This isn't a Kubernetes flaw. Isolation, resource enforcement, and security contexts exist for good reasons in multi-tenant managed clusters. The problem is that the permissive local environment creates invisible dependencies — on inherited environment variables, on unrestricted resources, on root file access — that your container never had to explicitly declare.

The fix isn't to make Kubernetes more permissive.

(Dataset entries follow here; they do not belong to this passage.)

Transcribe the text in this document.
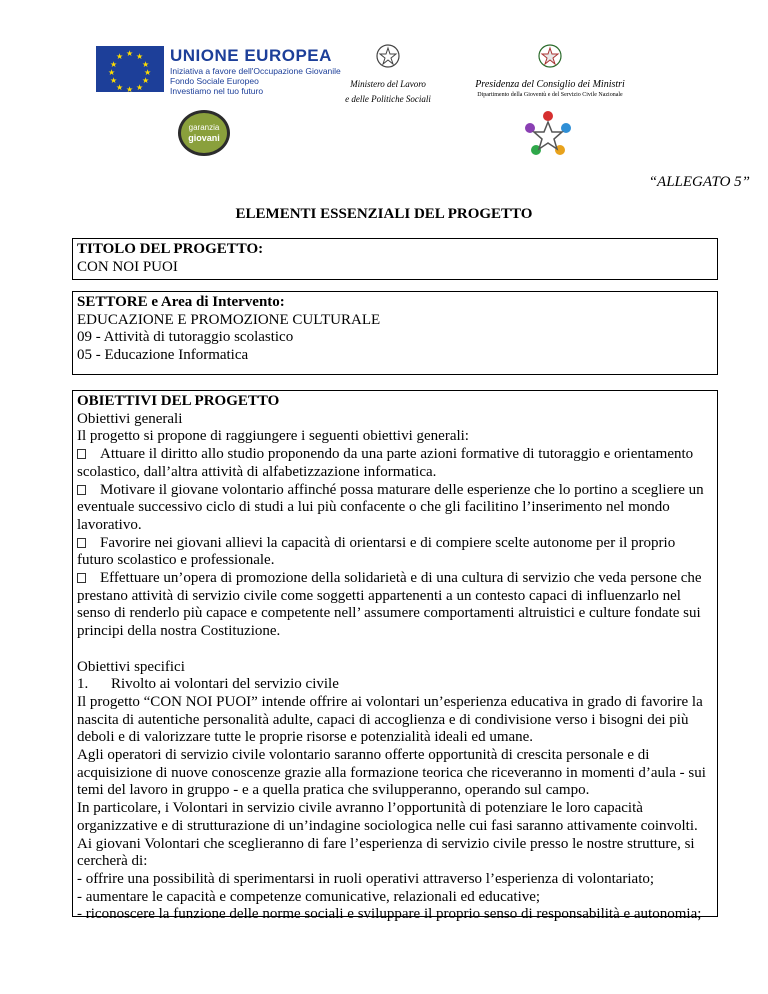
★ ★
★
★
★
★
★
★
★
★
★
★	UNIONE EUROPEA
Iniziativa a favore dell'Occupazione Giovanile
Fondo Sociale Europeo
Investiamo nel tuo futuro
Ministero del Lavoro
e delle Politiche Sociali
Presidenza del Consiglio dei Ministri
Dipartimento della Gioventù e del Servizio Civile Nazionale
garanzia
giovani
“ALLEGATO 5”
ELEMENTI ESSENZIALI DEL PROGETTO
TITOLO DEL PROGETTO:
CON NOI PUOI
SETTORE e Area di Intervento:
EDUCAZIONE E PROMOZIONE CULTURALE
09 - Attività di tutoraggio scolastico
05 - Educazione Informatica
OBIETTIVI DEL PROGETTO
Obiettivi generali
Il progetto si propone di raggiungere i seguenti obiettivi generali:

Attuare il diritto allo studio proponendo da una parte azioni formative di tutoraggio e orientamento scolastico, dall’altra attività di alfabetizzazione informatica.

Motivare il giovane volontario affinché possa maturare delle esperienze che lo portino a scegliere un eventuale successivo ciclo di studi a lui più confacente o che gli facilitino l’inserimento nel mondo lavorativo.

Favorire nei giovani allievi la capacità di orientarsi e di compiere scelte autonome per il proprio futuro scolastico e professionale.

Effettuare un’opera di promozione della solidarietà e di una cultura di servizio che veda persone che prestano attività di servizio civile come soggetti appartenenti a un contesto capaci di influenzarlo nel senso di renderlo più capace e competente nell’ assumere comportamenti altruistici e culture fondate sui principi della nostra Costituzione.

Obiettivi specifici
1. Rivolto ai volontari del servizio civile

Il progetto “CON NOI PUOI” intende offrire ai volontari un’esperienza educativa in grado di favorire la nascita di autentiche personalità adulte, capaci di accoglienza e di condivisione verso i bisogni dei più deboli e di valorizzare tutte le proprie risorse e potenzialità ideali ed umane.

Agli operatori di servizio civile volontario saranno offerte opportunità di crescita personale e di acquisizione di nuove conoscenze grazie alla formazione teorica che riceveranno in momenti d’aula - sui temi del lavoro in gruppo - e a quella pratica che svilupperanno, operando sul campo.

In particolare, i Volontari in servizio civile avranno l’opportunità di potenziare le loro capacità organizzative e di strutturazione di un’indagine sociologica nelle cui fasi saranno attivamente coinvolti.

Ai giovani Volontari che sceglieranno di fare l’esperienza di servizio civile presso le nostre strutture, si cercherà di:

- offrire una possibilità di sperimentarsi in ruoli operativi attraverso l’esperienza di volontariato;

- aumentare le capacità e competenze comunicative, relazionali ed educative;

- riconoscere la funzione delle norme sociali e sviluppare il proprio senso di responsabilità e autonomia;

It's to make your container honest about what it needs.

Build containers that declare their requirements explicitly: environment variables, resource requests, security context, health check endpoints, DNS-based service addressing. Test them under production-like constraints before they reach the cluster. When a container works locally and fails in Kubernetes, the question isn't "what's wrong with Kubernetes" — it's "what assumption was my container making that I didn't know about."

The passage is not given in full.